Yamaha prezentuje potężny silnik elektryczny do samochodów. 475 KM w małej obudowie
Japoński koncern zapowiada osiągi znane nam dotąd tylko z hipersamochodów w najnowszych pojazdach elektrycznych. Nowy wynalazek Yamaha powala na kolana mocą, ale jednocześnie kompaktowymi wymiarami.
Japończycy chcą zaoferować zupełnie nową generację napędów elektrycznych dla mas. Mają one bić na głowę dostępne na rynku samochody elektryczne nie tylko pod względem przyspieszenia i prędkości maksymalnej, ale również efektywności i niezawodności. Nowy silnik Yamaha dysponuje mocą aż 350 kW, czyli 475 KM, przy napięciu roboczym 800 V.
W jednym kompaktowym module znajduje się silnik, skrzynia biegów i elektryczny regulator prędkości. Napęd chłodzony jest olejem.
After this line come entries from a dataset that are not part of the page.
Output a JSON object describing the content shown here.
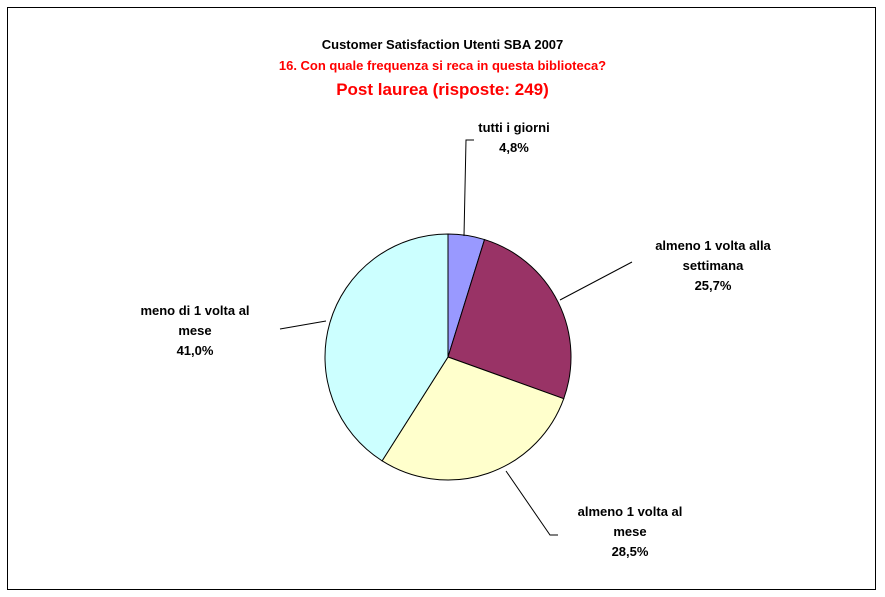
{
  "title": {
    "main": "Customer Satisfaction Utenti SBA 2007",
    "question": "16. Con quale frequenza si reca in questa biblioteca?",
    "group": "Post laurea (risposte: 249)"
  },
  "colors": {
    "title_main": "#000000",
    "title_accent": "#ff0000",
    "border": "#000000"
  },
  "chart_data": {
    "type": "pie",
    "start_angle_deg": 0,
    "direction": "clockwise",
    "slices": [
      {
        "label_lines": [
          "tutti i giorni"
        ],
        "percent_text": "4,8%",
        "value": 4.8,
        "color": "#9999ff"
      },
      {
        "label_lines": [
          "almeno 1 volta alla",
          "settimana"
        ],
        "percent_text": "25,7%",
        "value": 25.7,
        "color": "#993366"
      },
      {
        "label_lines": [
          "almeno 1 volta al",
          "mese"
        ],
        "percent_text": "28,5%",
        "value": 28.5,
        "color": "#ffffcc"
      },
      {
        "label_lines": [
          "meno di 1 volta al",
          "mese"
        ],
        "percent_text": "41,0%",
        "value": 41.0,
        "color": "#ccffff"
      }
    ]
  }
}
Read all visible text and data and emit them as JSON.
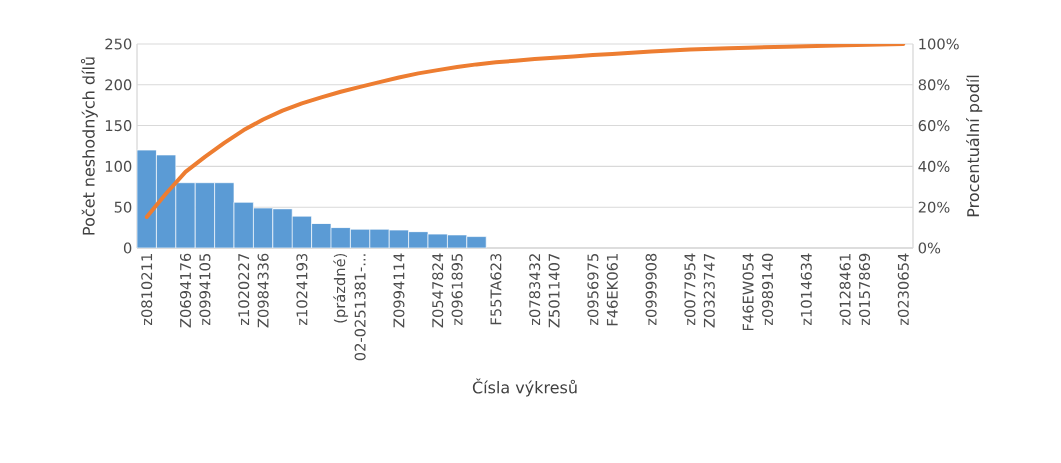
{
  "chart_data": {
    "type": "bar",
    "xlabel": "Čísla výkresů",
    "ylabel": "Počet neshodných dílů",
    "y2label": "Procentuální podíl",
    "categories": [
      "z0810211",
      null,
      "Z0694176",
      "z0994105",
      null,
      "z1020227",
      "Z0984336",
      null,
      "z1024193",
      null,
      "(prázdné)",
      "02-0251381-...",
      null,
      "Z0994114",
      null,
      "Z0547824",
      "z0961895",
      null,
      "F55TA623",
      null,
      "z0783432",
      "Z5011407",
      null,
      "z0956975",
      "F46EK061",
      null,
      "z0999908",
      null,
      "z0077954",
      "Z0323747",
      null,
      "F46EW054",
      "z0989140",
      null,
      "z1014634",
      null,
      "z0128461",
      "z0157869",
      null,
      "z0230654"
    ],
    "series": [
      {
        "color": "#5b9bd5",
        "values": [
          120,
          114,
          80,
          80,
          80,
          56,
          49,
          48,
          39,
          30,
          25,
          23,
          23,
          22,
          20,
          17,
          16,
          14,
          null,
          null,
          null,
          null,
          null,
          null,
          null,
          null,
          null,
          null,
          null,
          null,
          null,
          null,
          null,
          null,
          null,
          null,
          null,
          null,
          null,
          null
        ]
      },
      {
        "type": "line",
        "color": "#ed7d31",
        "axis": "y2",
        "values": [
          15.2,
          26.7,
          37.3,
          44.7,
          51.5,
          57.8,
          63.0,
          67.3,
          70.9,
          73.8,
          76.6,
          79.0,
          81.3,
          83.6,
          85.6,
          87.2,
          88.7,
          90.0,
          91.0,
          91.8,
          92.6,
          93.3,
          93.9,
          94.6,
          95.1,
          95.7,
          96.3,
          96.8,
          97.3,
          97.6,
          97.9,
          98.2,
          98.4,
          98.6,
          98.9,
          99.1,
          99.4,
          99.6,
          99.8,
          100
        ]
      }
    ],
    "ylim": [
      0,
      250
    ],
    "yticks": [
      0,
      50,
      100,
      150,
      200,
      250
    ],
    "y2lim": [
      0,
      100
    ],
    "y2ticks": [
      {
        "value": 0,
        "label": "0%"
      },
      {
        "value": 20,
        "label": "20%"
      },
      {
        "value": 40,
        "label": "40%"
      },
      {
        "value": 60,
        "label": "60%"
      },
      {
        "value": 80,
        "label": "80%"
      },
      {
        "value": 100,
        "label": "100%"
      }
    ],
    "grid": "y"
  }
}
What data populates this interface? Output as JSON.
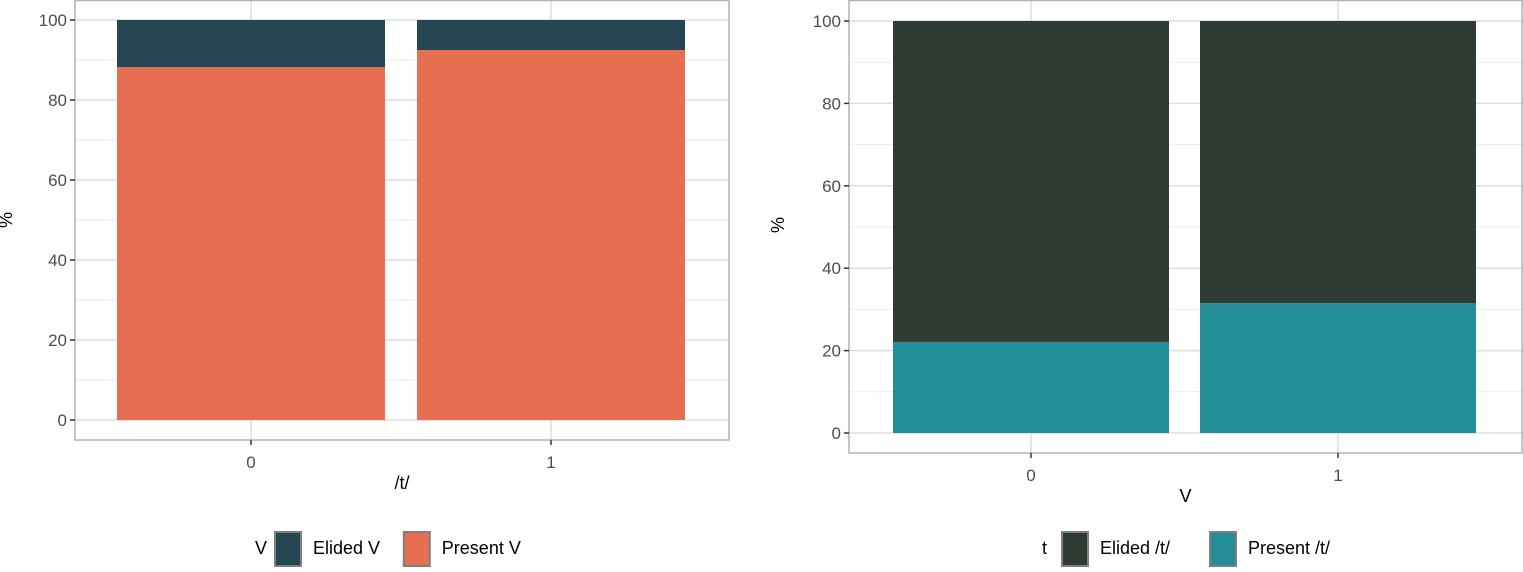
{
  "chart_data": [
    {
      "type": "bar",
      "stacked": true,
      "title": "",
      "xlabel": "/t/",
      "ylabel": "%",
      "ylim": [
        0,
        100
      ],
      "yticks": [
        0,
        20,
        40,
        60,
        80,
        100
      ],
      "categories": [
        "0",
        "1"
      ],
      "legend_title": "V",
      "legend_position": "bottom",
      "grid": true,
      "series": [
        {
          "name": "Elided V",
          "color": "#264653",
          "values": [
            11.8,
            7.5
          ]
        },
        {
          "name": "Present V",
          "color": "#E76F51",
          "values": [
            88.2,
            92.5
          ]
        }
      ]
    },
    {
      "type": "bar",
      "stacked": true,
      "title": "",
      "xlabel": "V",
      "ylabel": "%",
      "ylim": [
        0,
        100
      ],
      "yticks": [
        0,
        20,
        40,
        60,
        80,
        100
      ],
      "categories": [
        "0",
        "1"
      ],
      "legend_title": "t",
      "legend_position": "bottom",
      "grid": true,
      "series": [
        {
          "name": "Elided /t/",
          "color": "#2F3C33",
          "values": [
            77.9,
            68.5
          ]
        },
        {
          "name": "Present /t/",
          "color": "#238E97",
          "values": [
            22.1,
            31.5
          ]
        }
      ]
    }
  ]
}
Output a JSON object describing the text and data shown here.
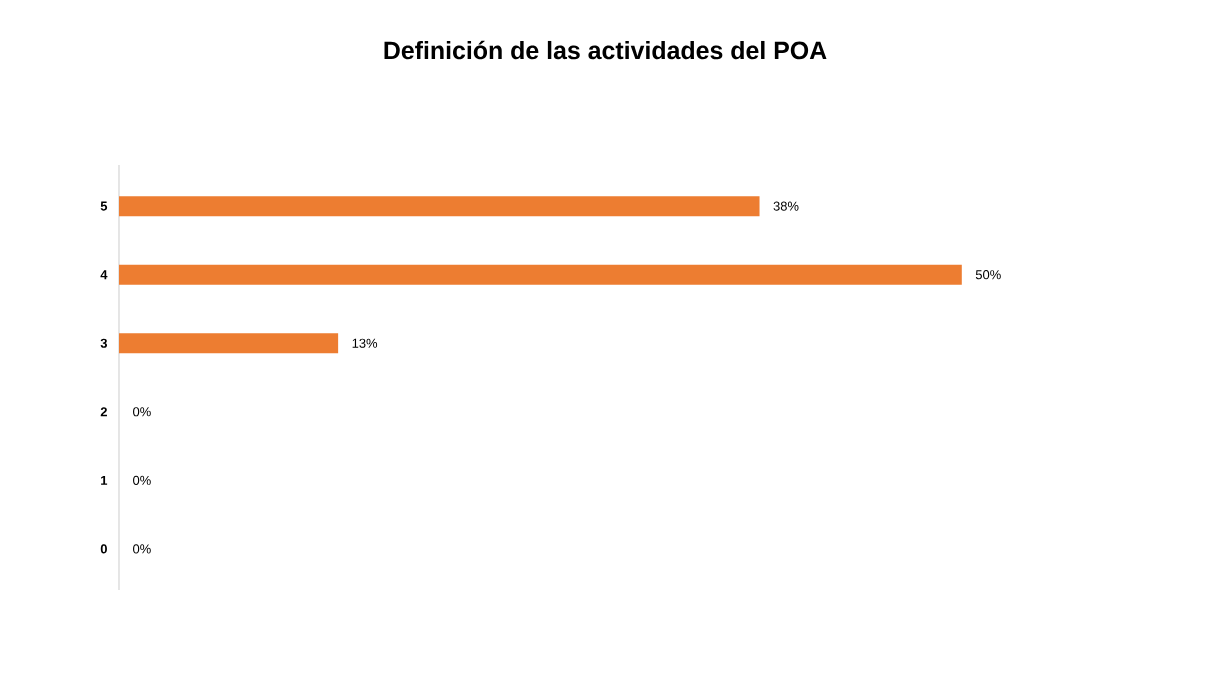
{
  "chart_data": {
    "type": "bar",
    "orientation": "horizontal",
    "title": "Definición de las actividades del POA",
    "categories": [
      "5",
      "4",
      "3",
      "2",
      "1",
      "0"
    ],
    "values": [
      38,
      50,
      13,
      0,
      0,
      0
    ],
    "value_labels": [
      "38%",
      "50%",
      "13%",
      "0%",
      "0%",
      "0%"
    ],
    "color": "#ed7d31"
  }
}
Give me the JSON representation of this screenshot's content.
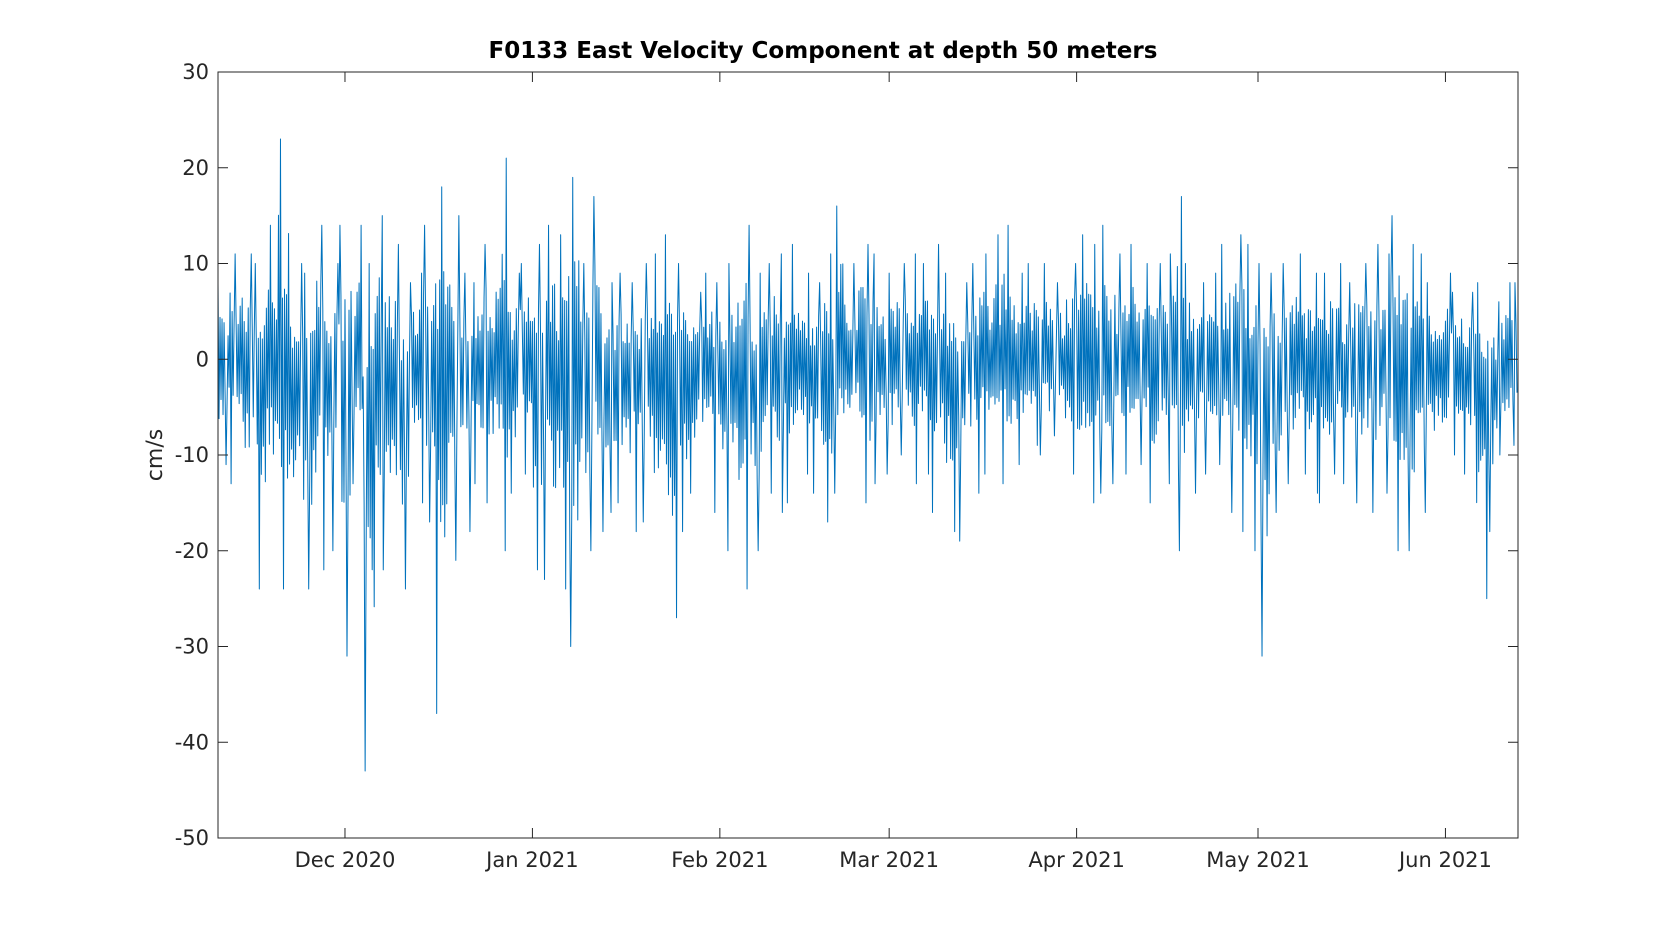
{
  "chart_data": {
    "type": "line",
    "title": "F0133 East Velocity Component at depth 50 meters",
    "xlabel": "",
    "ylabel": "cm/s",
    "xlim": [
      "2020-11-10",
      "2021-06-13"
    ],
    "ylim": [
      -50,
      30
    ],
    "grid": false,
    "y_ticks": [
      30,
      20,
      10,
      0,
      -10,
      -20,
      -30,
      -40,
      -50
    ],
    "x_ticks": [
      {
        "date": "2020-12-01",
        "label": "Dec 2020"
      },
      {
        "date": "2021-01-01",
        "label": "Jan 2021"
      },
      {
        "date": "2021-02-01",
        "label": "Feb 2021"
      },
      {
        "date": "2021-03-01",
        "label": "Mar 2021"
      },
      {
        "date": "2021-04-01",
        "label": "Apr 2021"
      },
      {
        "date": "2021-05-01",
        "label": "May 2021"
      },
      {
        "date": "2021-06-01",
        "label": "Jun 2021"
      }
    ],
    "series": [
      {
        "color": "#0072bd",
        "x": [
          "2020-11-10",
          "2020-11-12",
          "2020-11-14",
          "2020-11-16",
          "2020-11-18",
          "2020-11-20",
          "2020-11-22",
          "2020-11-24",
          "2020-11-26",
          "2020-11-28",
          "2020-11-30",
          "2020-12-02",
          "2020-12-04",
          "2020-12-06",
          "2020-12-08",
          "2020-12-10",
          "2020-12-12",
          "2020-12-14",
          "2020-12-16",
          "2020-12-18",
          "2020-12-20",
          "2020-12-22",
          "2020-12-24",
          "2020-12-26",
          "2020-12-28",
          "2020-12-30",
          "2021-01-01",
          "2021-01-03",
          "2021-01-05",
          "2021-01-07",
          "2021-01-09",
          "2021-01-11",
          "2021-01-13",
          "2021-01-15",
          "2021-01-17",
          "2021-01-19",
          "2021-01-21",
          "2021-01-23",
          "2021-01-25",
          "2021-01-27",
          "2021-01-29",
          "2021-01-31",
          "2021-02-02",
          "2021-02-04",
          "2021-02-06",
          "2021-02-08",
          "2021-02-10",
          "2021-02-12",
          "2021-02-14",
          "2021-02-16",
          "2021-02-18",
          "2021-02-20",
          "2021-02-22",
          "2021-02-24",
          "2021-02-26",
          "2021-02-28",
          "2021-03-02",
          "2021-03-04",
          "2021-03-06",
          "2021-03-08",
          "2021-03-10",
          "2021-03-12",
          "2021-03-14",
          "2021-03-16",
          "2021-03-18",
          "2021-03-20",
          "2021-03-22",
          "2021-03-24",
          "2021-03-26",
          "2021-03-28",
          "2021-03-30",
          "2021-04-01",
          "2021-04-03",
          "2021-04-05",
          "2021-04-07",
          "2021-04-09",
          "2021-04-11",
          "2021-04-13",
          "2021-04-15",
          "2021-04-17",
          "2021-04-19",
          "2021-04-21",
          "2021-04-23",
          "2021-04-25",
          "2021-04-27",
          "2021-04-29",
          "2021-05-01",
          "2021-05-03",
          "2021-05-05",
          "2021-05-07",
          "2021-05-09",
          "2021-05-11",
          "2021-05-13",
          "2021-05-15",
          "2021-05-17",
          "2021-05-19",
          "2021-05-21",
          "2021-05-23",
          "2021-05-25",
          "2021-05-27",
          "2021-05-29",
          "2021-05-31",
          "2021-06-02",
          "2021-06-04",
          "2021-06-06",
          "2021-06-08",
          "2021-06-10",
          "2021-06-12"
        ],
        "ymax": [
          8,
          11,
          11,
          10,
          14,
          23,
          10,
          9,
          14,
          10,
          14,
          14,
          10,
          15,
          12,
          8,
          9,
          14,
          18,
          15,
          9,
          8,
          12,
          21,
          9,
          10,
          12,
          14,
          13,
          19,
          10,
          17,
          8,
          9,
          8,
          10,
          11,
          13,
          10,
          7,
          9,
          8,
          10,
          14,
          9,
          10,
          11,
          12,
          9,
          8,
          11,
          16,
          10,
          12,
          11,
          9,
          10,
          11,
          10,
          12,
          9,
          8,
          10,
          11,
          13,
          14,
          9,
          10,
          10,
          8,
          10,
          13,
          12,
          14,
          11,
          12,
          10,
          10,
          11,
          17,
          10,
          8,
          9,
          12,
          13,
          12,
          10,
          9,
          10,
          11,
          9,
          9,
          10,
          8,
          10,
          12,
          11,
          15,
          12,
          11,
          8,
          9,
          7,
          7,
          8,
          6,
          8,
          8
        ],
        "ymin": [
          -11,
          -13,
          -16,
          -24,
          -18,
          -24,
          -20,
          -24,
          -22,
          -20,
          -31,
          -13,
          -43,
          -22,
          -21,
          -24,
          -15,
          -17,
          -37,
          -21,
          -18,
          -13,
          -15,
          -20,
          -14,
          -12,
          -22,
          -23,
          -24,
          -30,
          -20,
          -18,
          -16,
          -15,
          -18,
          -17,
          -20,
          -27,
          -18,
          -14,
          -12,
          -16,
          -20,
          -24,
          -20,
          -14,
          -16,
          -15,
          -12,
          -14,
          -17,
          -14,
          -10,
          -15,
          -13,
          -12,
          -10,
          -13,
          -12,
          -16,
          -18,
          -19,
          -14,
          -12,
          -13,
          -14,
          -11,
          -9,
          -10,
          -8,
          -12,
          -15,
          -15,
          -14,
          -13,
          -12,
          -11,
          -15,
          -13,
          -20,
          -14,
          -12,
          -11,
          -16,
          -18,
          -20,
          -31,
          -16,
          -13,
          -12,
          -14,
          -15,
          -12,
          -13,
          -15,
          -16,
          -14,
          -20,
          -20,
          -16,
          -13,
          -12,
          -10,
          -12,
          -25,
          -18,
          -10,
          -9
        ]
      }
    ]
  }
}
Inżynierowie chwalą się, że tylko jedna taka jednostka może nadać każdemu pojazdowi moc znaną nam ze sportowych pojazdów, a trzy lub cztery nawet z hipersamochodów.
Co ciekawe, najpotężniejsza wersja elektrycznego Modelu S od Tesli, czyli Plaid, która ma trafić do sprzedaży jeszcze w tym roku, nie będzie miała żadnych szans z pojazdem wyposażonym w jednostkę Yamahy, a w jej przypadku mówimy o przyspieszeniu na poziomie nieco ponad 2 sekundy do setki i prędkości maksymalnej ponad 320 km/h.
Yamaha zapewnia, że można jeszcze wiele uczynić w kwestii zwiększenia efektywności silników elektrycznych do pojazdów. Teraz tylko trzeba zbudować odpowiednio potężne i wydajne akumulatory, by tym silnikom dostarczyć odpowiedniej mocy. Możemy oczekiwać, że w pierwszym rzędzie najnowsze wynalazki Japończyków trafią do pojazdów elektrycznych klasy premium i hipersamochodów.